A slingshot is pulled back 55cm down to the ground with a rock in its pouch. The slingshot has a spring constant of 862N/m. The mass of the rock is 700g. What height is the rock when its velocity is 12m/s?
To determine the height of the rock when its velocity is 12m/s, we can use the principles of mechanical energy.
First, let's determine the potential energy of the slingshot and the rock when it is pulled back. The potential energy is given by the equation:
Potential Energy = (1/2) * k * x^2
where k is the spring constant and x is the displacement of the slingshot from its equilibrium position.
In this case, the displacement is 55cm or 0.55m, and the spring constant is 862N/m. Plugging these values into the equation, we get:
Potential Energy = (1/2) * 862N/m * (0.55m)^2 = 130.355 J
Since the rock is at the highest point of its trajectory when its velocity is 12m/s, we can equate the potential energy to the kinetic energy at this point.

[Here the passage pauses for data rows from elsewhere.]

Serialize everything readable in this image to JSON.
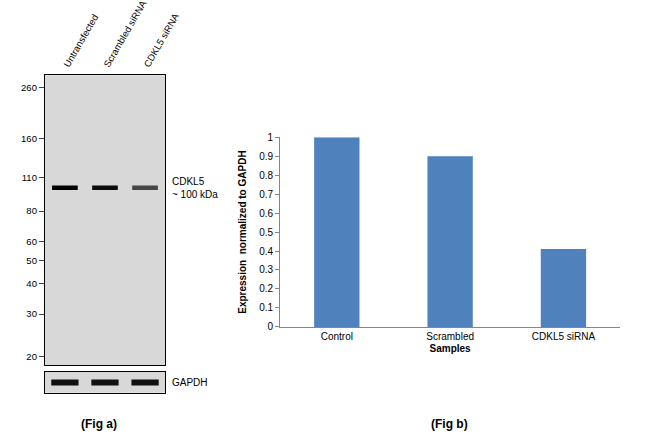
{
  "chart_data": {
    "type": "bar",
    "categories": [
      "Control",
      "Scrambled",
      "CDKL5 siRNA"
    ],
    "values": [
      1,
      0.9,
      0.41
    ],
    "color": "#4f81bd",
    "xlabel": "Samples",
    "ylabel": "Expression  normalized to GAPDH",
    "ylim": [
      0,
      1
    ],
    "yticks": [
      0,
      0.1,
      0.2,
      0.3,
      0.4,
      0.5,
      0.6,
      0.7,
      0.8,
      0.9,
      1
    ],
    "grid": false,
    "caption": "(Fig b)"
  },
  "blot": {
    "caption": "(Fig a)",
    "lanes": [
      "Untransfected",
      "Scrambled siRNA",
      "CDKL5 siRNA"
    ],
    "ylim": [
      18.5,
      292
    ],
    "marker_kDa": [
      260,
      160,
      110,
      80,
      60,
      50,
      40,
      30,
      20
    ],
    "band": {
      "label": "CDKL5",
      "size_label": "~ 100 kDa",
      "kDa": 100
    },
    "loading_control": "GAPDH"
  }
}
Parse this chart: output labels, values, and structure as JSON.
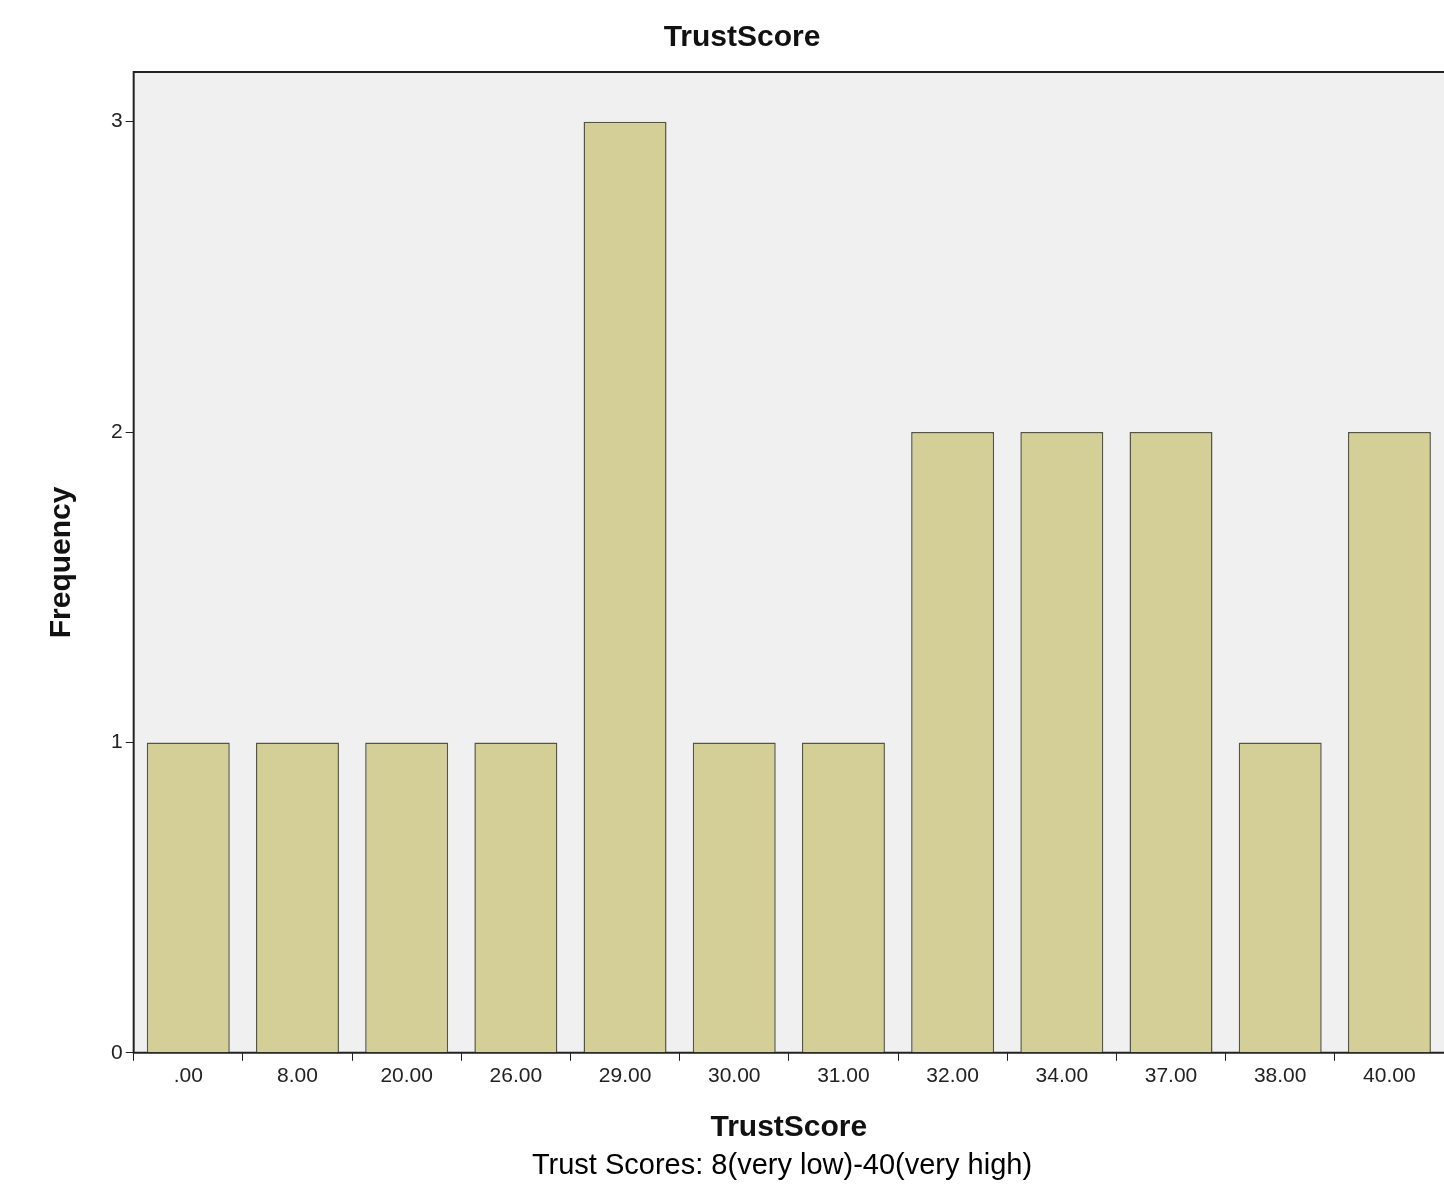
{
  "chart_data": {
    "type": "bar",
    "title": "TrustScore",
    "xlabel": "TrustScore",
    "ylabel": "Frequency",
    "annotations": [
      "Trust Scores: 8(very low)-40(very high)"
    ],
    "categories": [
      ".00",
      "8.00",
      "20.00",
      "26.00",
      "29.00",
      "30.00",
      "31.00",
      "32.00",
      "34.00",
      "37.00",
      "38.00",
      "40.00"
    ],
    "values": [
      1,
      1,
      1,
      1,
      3,
      1,
      1,
      2,
      2,
      2,
      1,
      2
    ],
    "color": "#d4cf96",
    "ylim": [
      0,
      3.16
    ],
    "yticks": [
      0,
      1,
      2,
      3
    ],
    "grid": false,
    "legend": false
  }
}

Kinetic Energy = (1/2) * m * v^2
where m is the mass of the rock and v is its velocity. In this case, the mass is 700g or 0.7kg, and the velocity is given as 12m/s. Plugging these values into the equation, we have:
130.355 J = (1/2) * 0.7kg * (12m/s)^2
Now, we can solve for the height h, which represents the displacement of the rock from the ground at this point.
Potential Energy = Kinetic Energy
130.355 J = (1/2) * 0.7kg * (12m/s)^2
130.355 J = 0.35kg * (12m/s)^2
130.355 J = 0.35kg * 144 m^2/s^2
130.355 J = 50.4 kg m^2/s^2
Since both sides have the same unit of energy, we can equate them:
50.4 kg m^2/s^2 = m * g * h
where g represents the acceleration due to gravity and h is the height we want to find.
Rearranging the equation to solve for h:
h = (50.4 kg m^2/s^2) / (m * g)
The mass m is 0.7kg, and the acceleration due to gravity g is approximately 9.8 m/s^2. Plugging these values into the equation, we get:
h = (50.4 kg m^2/s^2) / (0.7kg * 9.8 m/s^2) ≈ 7.8 m
Therefore, the height of the rock when its velocity is 12m/s is approximately 7.8 meters.